Brandon Schechter

Undergraduate Discipline

History

BA, Vassar College. PhD, University of California at Berkeley. Schechter is a cultural historian, whose scholarship focuses on the Soviet Union. His research interests include material culture, comparative history, gender, violence, and imperial diversity. Schechter's first book, The Stuff of Soldiers: A History of the Red Army in the Second World War Through Objects (Cornell, 2019), received the Paul Birdsall prize from the American Historical Association in 2020. The book tells the story of how the Red Army defeated fascism through objects from spoons to tanks. He serves as academic advisor to the Blavatnik Archive and is writing a comparative history of chaplains in the US Army and Communist Party political workers in the Red Army during World War II. SLC, 2024–

Undergraduate Courses 2024-2025

History

Socialist Stuff: Material Culture of the USSR and Post-Soviet Space, 1917-Present

Open, Seminar—Fall

HIST 3076

This course examines the experience of people living in the Soviet Union and other socialist states via things. Objects under socialist regimes were supposed to be transformative, turning yesterday’s backward peasants into new socialist men and women. Communism promised unheard-of abundance, but those who lived under the system often suffered from severe shortages. Things from outside of the communist world often took on an aura of forbidden fruit. People learned a variety of tricks to survive and, today, are even nostalgic for many of its trappings. Beginning with a reading of theoretical texts to get us thinking about how to think through stuff, we will proceed to look at a number of cases in Soviet history where objects are key to the story. Each week, students will be responsible for a short written response, 250-500 words, and providing two questions to feed our discussion. At the end of the semester, each student will design a display for a virtual museum of the Soviet Union, in which they will use one or more objects to tell a story about Soviet history. At the center of this course is the idea that all objects are the products and markers of social, political, and economic change that are filled with meaning—even if those meanings are not obvious or can be highly variable.

Faculty

“Friendship of the Peoples”: The Soviet Empire From Indigenization to “Russkii Mir”

Open, Seminar—Spring

HIST 3124

This seminar looks at the history of the Soviet Union through the lens of ethnonational diversity.
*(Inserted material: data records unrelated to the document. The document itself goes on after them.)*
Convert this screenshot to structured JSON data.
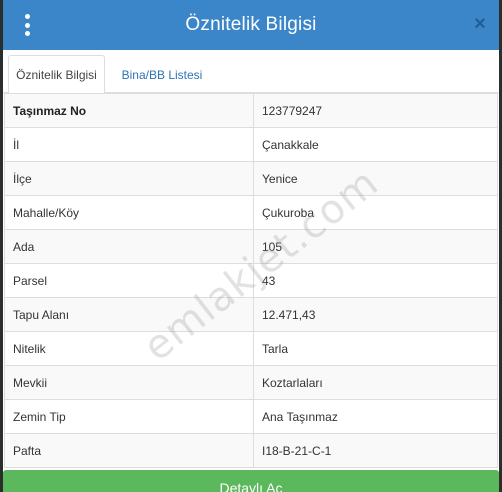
{
  "dialog": {
    "title": "Öznitelik Bilgisi"
  },
  "tabs": [
    {
      "label": "Öznitelik Bilgisi",
      "active": true
    },
    {
      "label": "Bina/BB Listesi",
      "active": false
    }
  ],
  "rows": [
    {
      "key": "Taşınmaz No",
      "value": "123779247"
    },
    {
      "key": "İl",
      "value": "Çanakkale"
    },
    {
      "key": "İlçe",
      "value": "Yenice"
    },
    {
      "key": "Mahalle/Köy",
      "value": "Çukuroba"
    },
    {
      "key": "Ada",
      "value": "105"
    },
    {
      "key": "Parsel",
      "value": "43"
    },
    {
      "key": "Tapu Alanı",
      "value": "12.471,43"
    },
    {
      "key": "Nitelik",
      "value": "Tarla"
    },
    {
      "key": "Mevkii",
      "value": "Koztarlaları"
    },
    {
      "key": "Zemin Tip",
      "value": "Ana Taşınmaz"
    },
    {
      "key": "Pafta",
      "value": "I18-B-21-C-1"
    }
  ],
  "footer": {
    "button_label": "Detaylı Aç"
  },
  "watermark": "emlakjet.com",
  "colors": {
    "header": "#3a86c8",
    "tab_link": "#2f74b5",
    "footer_button": "#5cb85c"
  }
}
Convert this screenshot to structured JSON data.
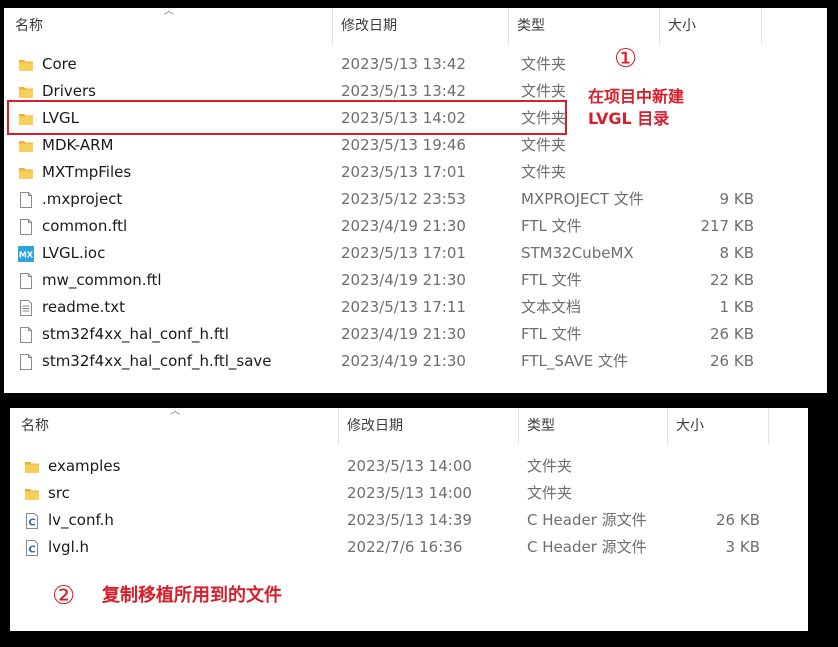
{
  "colors": {
    "accent_red": "#d81e2a",
    "folder_yellow": "#f2c94c",
    "mx_blue": "#2ea3dc"
  },
  "columns": {
    "name": "名称",
    "modified": "修改日期",
    "type": "类型",
    "size": "大小"
  },
  "panel1": {
    "rows": [
      {
        "icon": "folder-icon",
        "name": "Core",
        "modified": "2023/5/13 13:42",
        "type": "文件夹",
        "size": ""
      },
      {
        "icon": "folder-icon",
        "name": "Drivers",
        "modified": "2023/5/13 13:42",
        "type": "文件夹",
        "size": ""
      },
      {
        "icon": "folder-icon",
        "name": "LVGL",
        "modified": "2023/5/13 14:02",
        "type": "文件夹",
        "size": ""
      },
      {
        "icon": "folder-icon",
        "name": "MDK-ARM",
        "modified": "2023/5/13 19:46",
        "type": "文件夹",
        "size": ""
      },
      {
        "icon": "folder-icon",
        "name": "MXTmpFiles",
        "modified": "2023/5/13 17:01",
        "type": "文件夹",
        "size": ""
      },
      {
        "icon": "file-icon",
        "name": ".mxproject",
        "modified": "2023/5/12 23:53",
        "type": "MXPROJECT 文件",
        "size": "9 KB"
      },
      {
        "icon": "file-icon",
        "name": "common.ftl",
        "modified": "2023/4/19 21:30",
        "type": "FTL 文件",
        "size": "217 KB"
      },
      {
        "icon": "mx-icon",
        "name": "LVGL.ioc",
        "modified": "2023/5/13 17:01",
        "type": "STM32CubeMX",
        "size": "8 KB"
      },
      {
        "icon": "file-icon",
        "name": "mw_common.ftl",
        "modified": "2023/4/19 21:30",
        "type": "FTL 文件",
        "size": "22 KB"
      },
      {
        "icon": "text-file-icon",
        "name": "readme.txt",
        "modified": "2023/5/13 17:11",
        "type": "文本文档",
        "size": "1 KB"
      },
      {
        "icon": "file-icon",
        "name": "stm32f4xx_hal_conf_h.ftl",
        "modified": "2023/4/19 21:30",
        "type": "FTL 文件",
        "size": "26 KB"
      },
      {
        "icon": "file-icon",
        "name": "stm32f4xx_hal_conf_h.ftl_save",
        "modified": "2023/4/19 21:30",
        "type": "FTL_SAVE 文件",
        "size": "26 KB"
      }
    ],
    "annotation_number": "①",
    "annotation_line1": "在项目中新建",
    "annotation_line2": "LVGL 目录"
  },
  "panel2": {
    "rows": [
      {
        "icon": "folder-icon",
        "name": "examples",
        "modified": "2023/5/13 14:00",
        "type": "文件夹",
        "size": ""
      },
      {
        "icon": "folder-icon",
        "name": "src",
        "modified": "2023/5/13 14:00",
        "type": "文件夹",
        "size": ""
      },
      {
        "icon": "c-header-icon",
        "name": "lv_conf.h",
        "modified": "2023/5/13 14:39",
        "type": "C Header 源文件",
        "size": "26 KB"
      },
      {
        "icon": "c-header-icon",
        "name": "lvgl.h",
        "modified": "2022/7/6 16:36",
        "type": "C Header 源文件",
        "size": "3 KB"
      }
    ],
    "annotation_number": "②",
    "annotation_text": "复制移植所用到的文件"
  }
}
To be a Soviet person, one had to be identified by “nationality” (closer to our understanding of ethnicity), a category that outlasted class. Soviet policy toward different nationalities varied widely from 1917 to 1991, ranging from the aggressive promotion of indigenous cadres and cultures to the deportation of whole nationalities. The USSR was the largest country in modern history and the first attempt to build a communist state, yet it ended up as a union of federal republics organized along national lines. The nation was supposed to be the vehicle that ushered people through Marxist-Leninist-Stalinist phases of historical development, yet the nations that constituted the Soviet Union outlasted it. We will look at the ways in which Soviet conceptions of nationalities shaped the Soviet project and how being a member of one or another nationality impacted people’s fates. Our readings begin with a brief overview of the diversity of the Russian Empire on the eve of revolution and continue to address the major events of Soviet history through to the continued relevance of the history of Soviet nationalities policies today.